Spam Doggy is a spam classifier that uses a Naive Bayes classifier to classify emails as spam or not spam. It is designed to be easy to use and efficient, leveraging the power of machine learning to accurately identify unwanted emails.
- Utilizes a Naive Bayes classifier for efficient spam detection.
- Easy to train with custom datasets.
- Supports saving and loading models for quick predictions without retraining.
To use Spam Doggy, you need to have Python installed along with some additional dependencies. You can install the necessary packages using:
pip install -r requirements.txt
from spam_doggy import SpamDoggy
# Load default training data
spam_doggy = SpamDoggy()
spam_doggy.set_default_training_data()
# Train the model
spam_doggy.train(print_report=True)
# Save the trained model and vectorizer
spam_doggy.save_model('vectorizer.joblib', 'classifier.joblib')

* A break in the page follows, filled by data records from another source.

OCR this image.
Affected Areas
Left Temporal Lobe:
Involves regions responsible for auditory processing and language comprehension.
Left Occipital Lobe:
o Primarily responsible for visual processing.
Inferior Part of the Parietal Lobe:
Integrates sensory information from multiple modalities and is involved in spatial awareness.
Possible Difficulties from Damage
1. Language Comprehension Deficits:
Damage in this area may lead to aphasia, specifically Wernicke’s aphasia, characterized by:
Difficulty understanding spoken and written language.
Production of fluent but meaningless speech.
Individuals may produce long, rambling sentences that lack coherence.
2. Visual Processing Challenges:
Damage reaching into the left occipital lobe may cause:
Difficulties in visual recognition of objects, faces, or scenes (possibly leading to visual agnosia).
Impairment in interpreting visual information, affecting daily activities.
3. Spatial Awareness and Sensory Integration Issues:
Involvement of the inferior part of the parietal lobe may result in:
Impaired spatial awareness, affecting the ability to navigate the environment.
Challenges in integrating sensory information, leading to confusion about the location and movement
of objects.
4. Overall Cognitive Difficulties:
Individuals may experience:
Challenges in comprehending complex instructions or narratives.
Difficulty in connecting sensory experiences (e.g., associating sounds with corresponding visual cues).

# Create a new instance of SpamDoggy
spam_doggy = SpamDoggy()
# Load the pre-trained model and vectorizer
spam_doggy.load_model('vectorizer.joblib', 'classifier.joblib')
# Predict the class of a new email
email_text = "Congratulations! You've won a free cruise. Call now to claim your prize."

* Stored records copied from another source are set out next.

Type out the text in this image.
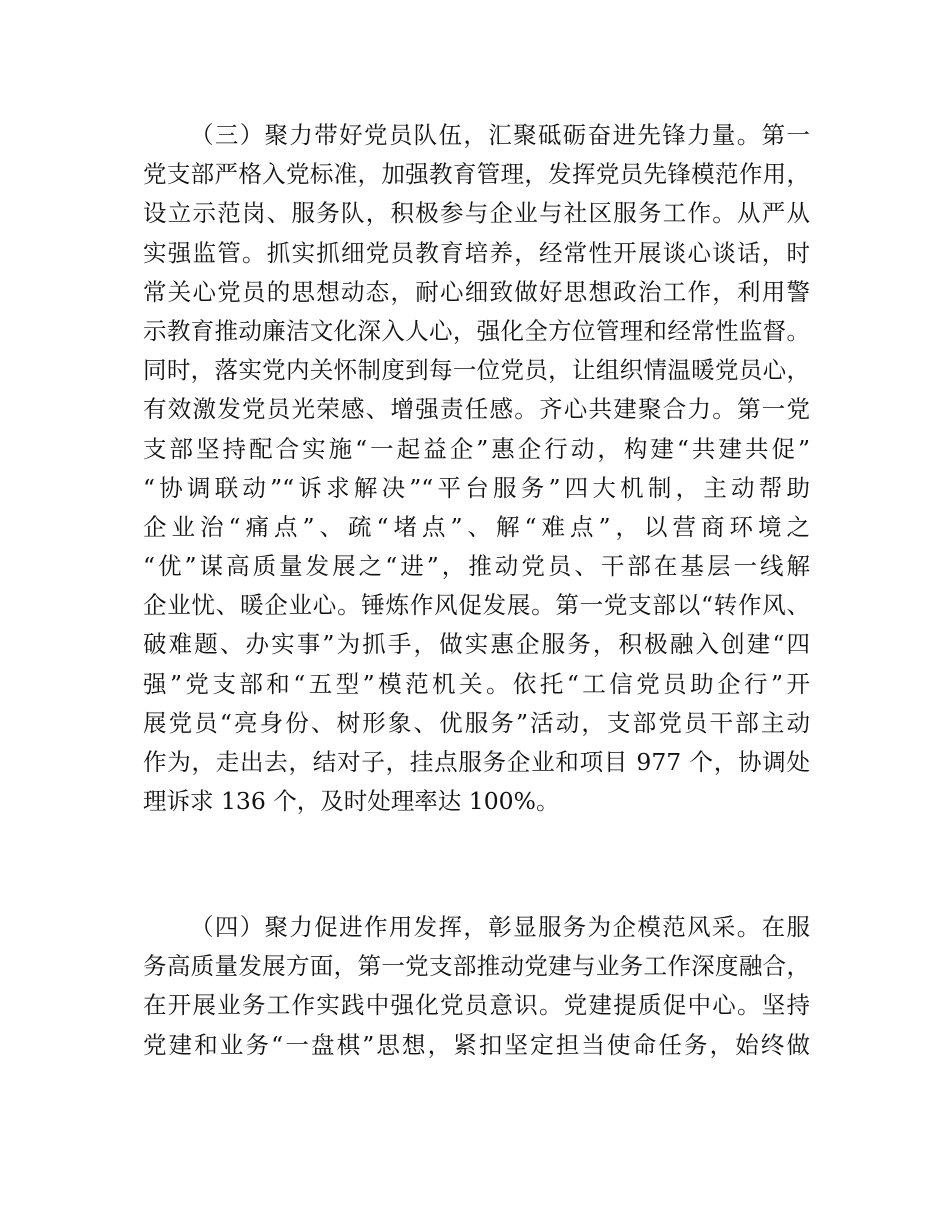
（三）聚力带好党员队伍，汇聚砥砺奋进先锋力量。第一
党支部严格入党标准，加强教育管理，发挥党员先锋模范作用，
设立示范岗、服务队，积极参与企业与社区服务工作。从严从
实强监管。抓实抓细党员教育培养，经常性开展谈心谈话，时
常关心党员的思想动态，耐心细致做好思想政治工作，利用警
示教育推动廉洁文化深入人心，强化全方位管理和经常性监督。
同时，落实党内关怀制度到每一位党员，让组织情温暖党员心，
有效激发党员光荣感、增强责任感。齐心共建聚合力。第一党
支部坚持配合实施“一起益企”惠企行动，构建“共建共促”
“协调联动”“诉求解决”“平台服务”四大机制，主动帮助
企业治“痛点”、疏“堵点”、解“难点”，以营商环境之
“优”谋高质量发展之“进”，推动党员、干部在基层一线解
企业忧、暖企业心。锤炼作风促发展。第一党支部以“转作风、
破难题、办实事”为抓手，做实惠企服务，积极融入创建“四
强”党支部和“五型”模范机关。依托“工信党员助企行”开
展党员“亮身份、树形象、优服务”活动，支部党员干部主动
作为，走出去，结对子，挂点服务企业和项目 977 个，协调处
理诉求 136 个，及时处理率达 100%。
（四）聚力促进作用发挥，彰显服务为企模范风采。在服
务高质量发展方面，第一党支部推动党建与业务工作深度融合，
在开展业务工作实践中强化党员意识。党建提质促中心。坚持
党建和业务“一盘棋”思想，紧扣坚定担当使命任务，始终做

prediction = spam_doggy.predict(email_text)
print(f"The email is classified as: {prediction}")
If you want to train the model with your own dataset, ensure your data is in a pandas.DataFrame with two columns: Message (the email text) and Category (the label: "spam" or "not spam").
import pandas as pd
# Example custom data
data = {'Message': ["Free money", "Hi there, how are you?", "Limited time offer!"],
'Category': ["spam", "not spam", "spam"]}
custom_df = pd.DataFrame(data)
# Train with custom data
spam_doggy = SpamDoggy()
spam_doggy.set_train_data(custom_df)
spam_doggy.train(print_report=True)